Bound for battle

Berry Creek property owner questions legality of county’s marijuana-related liens

Local attorney Shannon Thompson, left, is working with Oroville resident Rafael Lozano to challenge county marijuana penalties.

Local attorney Shannon Thompson, left, is working with Oroville resident Rafael Lozano to challenge county marijuana penalties.

Photo by Andre Byik

Rafael Lozano is choosing to fight.

Lozano, a disabled former delivery driver, was recently ordered to pay $13,000 in abatement costs and penalties in connection with a marijuana grow on his rural Berry Creek property. Following a complaint, an aerial inspection last summer revealed 12 marijuana plants on the land, and Lozano was dinged for several violations of Butte County’s marijuana cultivation ordinance at a subsequent administrative hearing.

Lozano isn’t challenging the violations. At issue, he told the CN&R, are the penalties, which account for $8,500—$500 for the first 15 days out of compliance, plus $1,000 for the last day—of the $13,000 the county has demanded. If he doesn’t pay, the county warned him in a Dec. 19 letter, the total amount will be folded into a lien and special assessment against his property.

It’s a practice the county has pursued against dozens of property owners since at least 2016—when the Board of Supervisors instituted new rules to deter illegal marijuana cultivation—and which Lozano calls an “affront to my liberty.” Working with local civil attorney Shannon Thompson, Lozano is questioning the legality of collecting nuisance abatement penalties through liens.

There are recent examples, Thompson says, that may bolster the case against such a practice and could have wide-ranging implications for both the county and property owners who in some cases have been penalized upward of $70,000.

“I’m a civil lawyer,” Thompson told the CN&R. “I see a [civil rights] action and I go, You can’t cloud title to all these properties. That’s a lot of money. I could start a class action. We could all go in and then we get to be the bullies.”

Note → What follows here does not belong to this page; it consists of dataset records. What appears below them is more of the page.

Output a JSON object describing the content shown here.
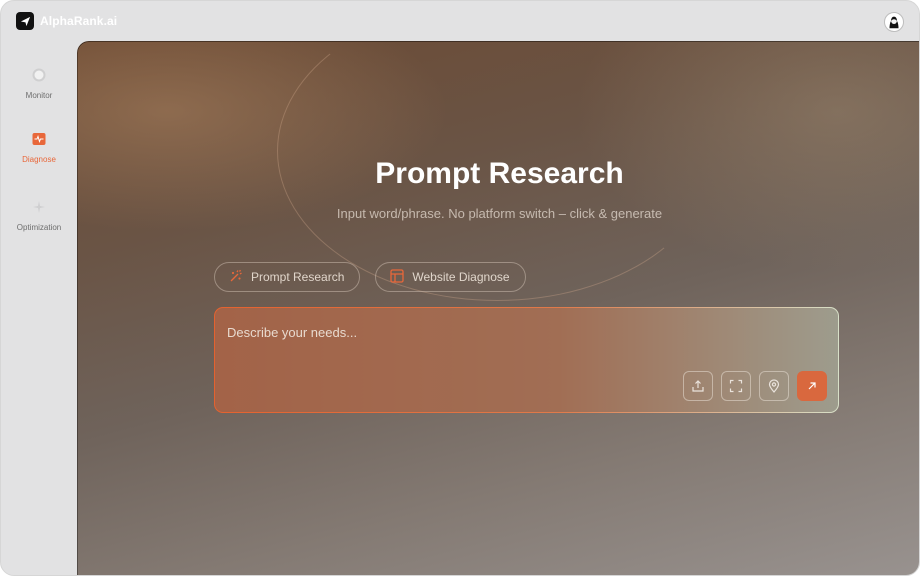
{
  "app": {
    "name": "AlphaRank.ai"
  },
  "colors": {
    "accent": "#e8673a",
    "sidebar_bg": "#e2e2e3"
  },
  "sidebar": {
    "items": [
      {
        "label": "Monitor",
        "icon": "monitor-icon",
        "active": false
      },
      {
        "label": "Diagnose",
        "icon": "diagnose-icon",
        "active": true
      },
      {
        "label": "Optimization",
        "icon": "sparkle-icon",
        "active": false
      }
    ]
  },
  "hero": {
    "title": "Prompt Research",
    "subtitle": "Input word/phrase. No platform switch – click & generate"
  },
  "tabs": [
    {
      "label": "Prompt Research",
      "icon": "magic-wand-icon"
    },
    {
      "label": "Website Diagnose",
      "icon": "layout-icon"
    }
  ],
  "prompt": {
    "placeholder": "Describe your needs...",
    "value": ""
  },
  "tools": [
    "upload-icon",
    "expand-icon",
    "location-pin-icon",
    "send-arrow-icon"
  ]
}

From 2016 through 2018, the county—via approval by the Board of Supervisors—placed liens against 79 properties totaling more than $3.3 million in penalties, according to county data. In 2019, such liens were placed against approximately 25 properties, totaling roughly $1.4 million in penalties. The data suggest payment on the liens has been slow.

In some cases, property owners have lamented the penalties as unfair. During a lien hearing before the supervisors last April, one family said it had been renting a property to tenants who ran afoul of the county’s marijuana restrictions. The family pursued eviction proceedings but still faced more than $30,000 in penalties, plus about $4,700 in associated abatement costs (see “Hefty price,” Newslines, April 25, 2019). The supervisors voted 3-2 to levy the full lien, with Supervisors Debra Lucero and Tami Ritter dissenting.

During that meeting Supervisor Bill Connelly, whose district includes Oroville and the surrounding foothills, said the penalties had been working as a tool for compliance. He said he has fielded fewer marijuana-related complaints since the county began enforcing the rules.

Thompson, the civil attorney working with Lozano, told the CN&R that the lien process is unfair, and also may be illegal. Lozano said he does not intend pay the county’s $13,000 demand for his marijuana violations, possibly setting in motion a future hearing in which the Board of Supervisors will consider placing a lien against his Berry Creek property. Such a move would devalue his property.

Should that happen, Thompson said, Lozano intends to file a legal challenge. To support her cause, she notes a 2016 decision by the 9th U.S. Circuit Court of Appeals. In the case—Mechammil v. City of San Jacinto—a panel of judges found that the city’s rules related to liens based on penalties for ordinance violations were “inconsistent with California state law.”

“We hold that cities in California cannot attach liens or impose special assessments to collect outstanding nuisance fines or penalties,” the panel decided, noting that state law expressly allows local agencies to collect outstanding costs—not penalties—of abatement through a property lien.

That opinion, Thompson conceded, is “unpublished,” which means it is not considered precedent. Nevertheless, she said she could follow the court’s reasoning in bringing an action in Lozano’s case. She further noted that in 2018, legal counsel for Sonoma County cited the Mechammil case as justification to rescind the auction sale of a property that the city of Santa Rosa had placed nuisance abatement penalties against.

Bruce Alpert, county counsel for Butte County, told the CN&R that the Mechammil case cited by Thompson “was unpublished and therefore does not have any legal effect.” Alpert further noted that the applicable state laws “have also been amended to make clear that administrative fines and penalties can be imposed for violation of an ordinance.”

Thompson said she believes the nature of marijuana nuisance abatement cases means fewer people will try to challenge the county’s rules.

“I think that the county is being a bully towards a group of people and that they are doing things they know they shouldn’t be doing because they know the people aren’t going to fight,” she said. She added: “For attorneys, this isn’t tough stuff. … These [state statutes] are really clearly written. If you read the government code, it’s real clear what they can get on a lien—it says administrative costs and abatement costs. It does not say fines and penalties.”